I’m Not A Bitch — You Just Can’t Handle My Personality

I’m Not A Bitch — You Just Can’t Handle My Personality ©iStock/Tassii

It’s easier to throw shade my way and call me a bitch than it is to admit that you just can’t handle who I am as a person. Yes, I say whatever the hell is on my mind, I’m not afraid to state my own opinions and I always stand up for myself because being walked all over isn’t an option — that’s who I am. If you can’t handle the sass, it’s your own issue, not mine.
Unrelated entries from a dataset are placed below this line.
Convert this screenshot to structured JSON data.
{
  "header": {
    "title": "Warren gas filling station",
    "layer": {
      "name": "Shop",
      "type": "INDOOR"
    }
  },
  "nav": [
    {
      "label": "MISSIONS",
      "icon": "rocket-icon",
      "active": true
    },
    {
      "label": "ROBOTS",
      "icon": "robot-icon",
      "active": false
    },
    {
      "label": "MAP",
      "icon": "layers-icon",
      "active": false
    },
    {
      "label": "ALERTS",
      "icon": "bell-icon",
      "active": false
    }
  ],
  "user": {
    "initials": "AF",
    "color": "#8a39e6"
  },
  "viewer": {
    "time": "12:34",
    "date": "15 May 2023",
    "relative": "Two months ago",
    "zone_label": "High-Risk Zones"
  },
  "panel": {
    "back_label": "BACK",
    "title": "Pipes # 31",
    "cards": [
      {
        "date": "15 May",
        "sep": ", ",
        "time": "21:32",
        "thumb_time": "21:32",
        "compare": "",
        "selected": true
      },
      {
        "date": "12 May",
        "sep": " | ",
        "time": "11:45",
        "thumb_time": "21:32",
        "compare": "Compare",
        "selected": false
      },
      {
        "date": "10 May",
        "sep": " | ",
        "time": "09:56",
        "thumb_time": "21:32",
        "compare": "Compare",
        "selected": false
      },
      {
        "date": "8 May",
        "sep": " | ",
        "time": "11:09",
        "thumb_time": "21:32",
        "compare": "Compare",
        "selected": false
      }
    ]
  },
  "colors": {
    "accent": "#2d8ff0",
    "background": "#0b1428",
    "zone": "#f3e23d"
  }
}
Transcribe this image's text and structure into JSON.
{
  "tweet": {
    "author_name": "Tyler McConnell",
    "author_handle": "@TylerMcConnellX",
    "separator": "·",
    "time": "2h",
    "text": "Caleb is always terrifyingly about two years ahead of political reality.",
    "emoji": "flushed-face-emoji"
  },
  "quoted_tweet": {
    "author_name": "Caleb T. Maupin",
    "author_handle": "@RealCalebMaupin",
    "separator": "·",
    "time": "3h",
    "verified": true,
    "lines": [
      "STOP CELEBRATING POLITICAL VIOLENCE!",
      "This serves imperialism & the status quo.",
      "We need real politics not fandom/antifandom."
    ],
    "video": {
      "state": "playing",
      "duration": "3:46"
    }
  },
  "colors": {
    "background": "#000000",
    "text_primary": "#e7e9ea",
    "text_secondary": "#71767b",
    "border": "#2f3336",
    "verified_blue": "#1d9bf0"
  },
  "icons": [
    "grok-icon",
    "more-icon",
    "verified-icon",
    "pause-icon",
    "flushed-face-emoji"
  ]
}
  1. I’m not a doormat. Just because I won’t let a guy — or anyone else, for that matter — walk all over me and take advantage of my kindness doesn’t mean I’m a bitch. It means I’m a grown woman who doesn’t accept rude and unacceptable treatment in my life. If you judge me by the way I stand up for myself when I’ve been mistreated, you should make sure your own doorstep is squeaky clean first. No one is perfect.
  2. If you read between the lines, I have the best intentions. I’ve never been about hurting anyone else for personal gain — it’s just not in me. If you took the time to get to know who I truly am deep down, you’d quickly learn that my personality isn’t bitchy at all; it’s just plain strong.
  3. Not all women were born to submit. Some women are soft spoken and demure, while others are rough around the edges. It doesn’t matter what you think about my character, so long as the core of me is good. I refused to be defined and trashed by someone who doesn’t even know what I’m all about and is only making assumptions based on a small part of the whole picture.
  4. The bitchiness you presume isn’t my only quality. There’s more to me than what you assume. If my opinion upsets you, leave it at that — there’s no need to call me a bitch, promiscuous, whore or any other name. It’s about time that women stop receiving these types of insults in general. I’m sick of being called and labelled a bitch because my personality is unique.
  5. I’m passionate about the things I care about. You seem to think that being passionate about the things I’ve learned about in my own life and expressing my opinions with great confidence makes me a bitch, but you’re wrong. Being passionate and confident in how I carry myself in life doesn’t mean I’m a bitch, it means you’re narrow-minded.
  6. I’m not a fall-down bitch. I’m not the type of woman who gets pushed down and stays there for anyone. I’m living and loving life for myself and I don’t let petty dirtbags get in my way. If calling me a bitch is what you need to do to make yourself feel like you’re superior, then have at it. I sleep soundly at night knowing that I don’t give a damn about your opinion.
  7. I show my sweetness in different ways. I’d rather come across as bitchy than fake with false sweetness — that isn’t who I am. I show my sweet side in different ways and you’ll need to pay attention to see them. I treat my friends, family and the men in my life with priority and care, and if you were willing to step up to the plate yourself instead of acting like a penis, you’d learn that not every book deserves to be judged by it’s surface layer.
  8. Yes, I do have a soft side. Beneath the woman you perceive as a bitch is a woman with a deeply soft and sensitive side as well. Like I said, if you took the time to get to know who I am instead of assuming the worst, you’d be pleasantly surprised to find that I’m actually a delight.
  9. I am who I am — deal with it. I’m not about to change just because some guy or anyone else thinks I’m copping an attitude when my demeanor doesn’t serve their ego- screw that. I’m not afraid to say what I want and be who I am because I know the right people who belong in my life will see who I am as a whole. I’m sorry I’m not your cup of tea, but let’s get one thing straight: I’m not a bitch — you just can’t handle me.